As fuel and labor costs continue to soar, mowing techniques and reliable equipment are vital to competing in today’s commercial marketplace. Here are four handy tips to keep your business as pristine as the turf you mow.
Striping: Not just for ballparks any more
The beauty of the striped lawn is highly sought after by the “Do It For Me Crowd,” says Nick Cashier, vice president of commercial product marketing for Cub Cadet.
Cashier says this customer base not only wants grass cut level and clean, “but they like an alternating color pattern to highlight their well-manicured lawn. And obviously, they don’t want grass clippings strewn everywhere,” he adds.
Cub Cadet is boasting its new Select Cut System, which Cashier says is ideal for striping. It features an adaptable mowing deck that delivers a clean, high-quality cut regardless of terrain, grass type or weather condition.
But not everyone’s a fan of using rollers on lawns. Ray Garvey, marketing coordinator for Grasshopper, says rollers are not a particularly healthy application because airflow is so important to striping.

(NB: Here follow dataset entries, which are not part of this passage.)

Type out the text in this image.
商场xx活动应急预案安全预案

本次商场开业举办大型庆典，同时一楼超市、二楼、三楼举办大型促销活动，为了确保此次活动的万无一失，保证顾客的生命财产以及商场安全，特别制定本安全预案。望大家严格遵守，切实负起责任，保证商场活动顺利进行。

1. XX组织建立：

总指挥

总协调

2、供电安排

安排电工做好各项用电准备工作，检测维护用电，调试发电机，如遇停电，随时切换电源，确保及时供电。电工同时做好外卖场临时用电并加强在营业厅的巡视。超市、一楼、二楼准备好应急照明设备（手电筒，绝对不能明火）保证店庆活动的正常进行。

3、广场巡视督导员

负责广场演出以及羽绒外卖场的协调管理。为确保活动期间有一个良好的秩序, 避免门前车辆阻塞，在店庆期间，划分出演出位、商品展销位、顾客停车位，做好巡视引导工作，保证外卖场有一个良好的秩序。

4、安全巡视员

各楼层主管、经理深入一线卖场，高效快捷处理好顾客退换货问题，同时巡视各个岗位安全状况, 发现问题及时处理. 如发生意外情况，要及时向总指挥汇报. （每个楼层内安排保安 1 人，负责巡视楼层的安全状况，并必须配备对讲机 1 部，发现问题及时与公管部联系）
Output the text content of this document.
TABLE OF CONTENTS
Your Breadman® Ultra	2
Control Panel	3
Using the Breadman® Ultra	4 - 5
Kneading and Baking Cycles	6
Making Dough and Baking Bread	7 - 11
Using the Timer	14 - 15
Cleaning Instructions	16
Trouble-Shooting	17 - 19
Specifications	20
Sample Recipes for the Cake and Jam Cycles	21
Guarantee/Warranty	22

“On Grasshopper striping mowers, there’s a high degree of managed air flow under the mower deck and we also install composite polymer-type belting,” Garvey says. “Along with the air flow under the decks, the belting tends to gently brush and train the blades of grass to lie in one particular direction.”
Roller or no roller, what makes a stripe picturesque is warm sunlight reflecting off the grass blades. And landscapers must train the grass to get these beautiful light and dark reflections, says Edric Funk, product manager for Toro.
“It’s not uncommon to see guys alternating every other week in opposite directions at 90 degrees to one another,” Funk says. “When they come back, they’re going to go over things that they’ve already striped, to go down a path in the same direction they did the last time to further enhance the stripe.”
In addition to using a machine to get the striped look, Garvey recommends mulching. “Mulching forces the blades of grass downward using air flow and not some mechanical means, and thus trains the grass to lean in a particular direction,” he says.
Stand up for faster service
Funk says many landscapers love stand-on mowers because they can decrease labor requirements and time spent on a job.
“Because the stand-ons tend to be more maneuverable than ride-on mowers, in many cases, the search for a faster mowing platform might actually favor stand-on mowers,” he says. “With a stand-on, you’re pulling in and out of things, back and forth, getting into tight places, and not having to switch and use a second mower for finish work.”
Stay productive on wet ground
Garvey says the key to mowing a marshy area or ground that’s somewhat soft is using a well-balanced mower, one that leaves a light footprint. He also recommends higher flotation tires for wet jobs.
“Common industry turf tires work fine in flat mowing areas that drain well. But when you get into soft ground areas having a high floatation type of tire with tire pressures as low as 6 psi makes a huge difference in maneuvering,” Garvey says. “The unit tends to float over the wet ground as opposed to digging into the turf and bogging down.”
More power means more mowing
Funk says there’s a growing group of pros that have latched onto diesel-powered mowers and swear by them. Diesel engines respond to heavy loads better than regular gasoline because of their inherently high-power, low-end torque curve, he says. “Landscapers who face high growth conditions or cut really lush properties often favor diesel power.”
But the diesel phenomenon has been a topsy-turvy ride over the past decade. First, it was touted as a more cost-effective way to power mowers. Now, diesel prices are notably higher than gasoline.
“In most areas of the country, diesel’s still quite a premium, “Funk adds. “But contractors that run it say they save, because of the higher energy content diesel fuel has.”
As for the performance of diesel versus gasoline, Funk says the proof is in the grass mowed.